たしかに人は誰もが他者同士であって、完全にわかり合うなんてことは不可能、どころか、実はロクに意思疎通もできてないのが基本、くらいのもんだとは思うんですけど、同時に、全員そうなんだから別に自分だけが孤独ってわけじゃない、とも言えるわけじゃないですか。
みんな孤独、ということはみんな孤独じゃない、みたいな逆説というか……、要は、完全にわかり合えることもない代わりに、完全にわかってもらえないわけでもない。 「全面的に信じられるか、全面的に信じられないか」みたいな、さっきこばなみが言ったような極端な思考をしてると、現実とはどうしても折り合いがつかなくなってくるはずで。実際にはみんな、もっとグレーな状態で、ゆるーくつながったり離れたりを繰り返してる、って感じじゃないかなぁ。
たとえば、手前味噌ですが『サイレント・ナイト』という曲で僕が歌っているのも、まさにそんな感じの「孤独との付き合い方」のことなんですけど。
ただ、その曲のなかでも言ってることだけど、そういう世界の本質的な不安定性というか、よるべなさ、みたいなものを平気でやりすごすためには、たしかにやっぱり、ある種の無根拠な楽天性みたいなものが必要なのかもしれなくて……、「ひとりがさびしくないのは ひとりじゃないからさ/いつだってまた会えると疑っちゃいないからさ」、っていうね。
で、それはたぶん、育っていく過程で、通常はやはり親とか、なんにせよ家族的に身近な人から与えてもらう確信のようなもの、ではあるだろうと思うんだけど。 このあたりのことに関しては、『隣る人』という素晴らしいドキュメンタリー映画を、機会があればぜひ参照してみていただきたいんですが。
だから僕だって、別に絶対的な孤独が平気とかいうわけではもちろんなくて。「俺はひとりでも平気だもんねー」などとほざける程度には、本質的にはひとりじゃないと思える環境がしっかりあったし、ある、というだけの話なんですよね。
こばなみ:
その感じ、わかります。
ただまぁ恋愛に限らずですけど、白と黒にきっぱり考えてしまうことは、そりゃありますよね。グレーの状態を保てないというか。
宇多丸:
まぁそうね。
とにかくなぁ……、彼との関係も、ひとつパーツを抜いたら全部崩れちゃう、っていうジェンガみたいなイメージじゃなくて、どこか欠けてたり壊れてたりするところがあっても、こまめに補修しながら徐々に強度を高めてけばいいんだ、くらいの気持ちで臨めるようになるといいんですけどねぇ。

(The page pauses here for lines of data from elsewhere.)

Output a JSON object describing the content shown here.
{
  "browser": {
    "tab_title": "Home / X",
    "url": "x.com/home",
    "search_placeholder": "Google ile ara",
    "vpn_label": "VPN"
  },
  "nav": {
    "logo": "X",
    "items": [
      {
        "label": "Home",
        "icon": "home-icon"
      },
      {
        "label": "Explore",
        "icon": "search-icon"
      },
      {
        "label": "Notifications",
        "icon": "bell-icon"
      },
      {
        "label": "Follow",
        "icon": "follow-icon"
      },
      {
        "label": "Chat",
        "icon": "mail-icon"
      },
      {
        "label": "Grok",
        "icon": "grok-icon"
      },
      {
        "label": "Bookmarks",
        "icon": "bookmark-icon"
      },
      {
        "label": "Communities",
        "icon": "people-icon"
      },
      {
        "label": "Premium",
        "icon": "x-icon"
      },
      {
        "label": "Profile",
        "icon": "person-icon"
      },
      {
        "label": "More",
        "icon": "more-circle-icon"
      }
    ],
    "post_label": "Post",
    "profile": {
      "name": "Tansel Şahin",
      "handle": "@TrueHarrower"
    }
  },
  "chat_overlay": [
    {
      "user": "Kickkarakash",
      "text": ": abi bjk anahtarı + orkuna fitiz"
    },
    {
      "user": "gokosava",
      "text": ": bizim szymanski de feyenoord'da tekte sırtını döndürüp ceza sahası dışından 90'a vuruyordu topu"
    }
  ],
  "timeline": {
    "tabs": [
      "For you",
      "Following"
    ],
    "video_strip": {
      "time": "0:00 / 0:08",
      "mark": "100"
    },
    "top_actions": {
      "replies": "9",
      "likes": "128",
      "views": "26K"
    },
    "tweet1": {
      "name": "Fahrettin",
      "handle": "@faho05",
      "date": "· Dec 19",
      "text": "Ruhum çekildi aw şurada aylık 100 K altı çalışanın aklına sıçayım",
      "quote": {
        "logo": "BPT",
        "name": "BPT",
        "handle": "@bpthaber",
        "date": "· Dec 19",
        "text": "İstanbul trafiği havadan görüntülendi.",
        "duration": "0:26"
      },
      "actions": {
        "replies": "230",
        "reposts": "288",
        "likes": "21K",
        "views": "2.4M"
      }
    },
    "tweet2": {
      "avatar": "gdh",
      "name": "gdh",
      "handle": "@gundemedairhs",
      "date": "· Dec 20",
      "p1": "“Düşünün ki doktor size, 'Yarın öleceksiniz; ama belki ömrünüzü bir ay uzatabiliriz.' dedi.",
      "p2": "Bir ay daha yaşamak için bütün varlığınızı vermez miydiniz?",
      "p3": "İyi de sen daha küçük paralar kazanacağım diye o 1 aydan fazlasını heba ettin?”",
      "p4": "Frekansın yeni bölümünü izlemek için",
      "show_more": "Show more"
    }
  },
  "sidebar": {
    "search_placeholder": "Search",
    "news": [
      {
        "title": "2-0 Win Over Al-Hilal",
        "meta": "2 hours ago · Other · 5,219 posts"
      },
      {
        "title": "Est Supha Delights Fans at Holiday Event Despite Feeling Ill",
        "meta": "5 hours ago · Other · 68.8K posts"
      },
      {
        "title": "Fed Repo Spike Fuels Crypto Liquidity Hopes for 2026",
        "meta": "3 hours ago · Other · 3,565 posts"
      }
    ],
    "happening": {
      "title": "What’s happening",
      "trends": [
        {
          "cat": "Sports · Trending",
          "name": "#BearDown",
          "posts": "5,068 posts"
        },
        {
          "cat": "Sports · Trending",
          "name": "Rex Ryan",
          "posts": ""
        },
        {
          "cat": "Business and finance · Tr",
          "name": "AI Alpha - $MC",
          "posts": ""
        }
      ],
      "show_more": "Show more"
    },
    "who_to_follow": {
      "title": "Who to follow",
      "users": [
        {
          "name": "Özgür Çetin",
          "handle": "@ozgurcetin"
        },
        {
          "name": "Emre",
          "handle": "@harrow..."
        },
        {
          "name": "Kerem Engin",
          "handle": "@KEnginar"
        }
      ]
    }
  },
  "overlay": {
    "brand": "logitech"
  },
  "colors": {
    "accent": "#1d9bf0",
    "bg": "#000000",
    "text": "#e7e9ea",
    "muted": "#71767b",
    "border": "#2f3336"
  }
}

問題の他人のフリ事件にしても、言うまでもなく彼の最初のふるまいは最悪だけど、しまねこ。さんの訴えに対しては、ひとまず誠実に応えようとはしてるみたいじゃない? もちろん、しまねこ。さんがそれでもまだ不安や不信を拭えないでいる、ということも引き続き伝えてゆくべきだろうし……、原因が原因なんだから、彼も普通に、サークル仲間の前で付き合ってます宣言でもしろよ、とは思うけど。
ただ、しまねこ。さんも若干自覚してるように、実のところは彼がどうこうという問題でもなくて、ただただ無闇に自分も他人も信じられない、だからすぐその不安定性に耐えられなくなって、いっそ先回りしてすべてをご破算にしてまわりたくなってしまう、という思考サイクルから抜けられずにいるのだとしたら……、一回ちゃんとプロのカウンセリングを受けてみるというのも、ひとつの手だと思いますよ。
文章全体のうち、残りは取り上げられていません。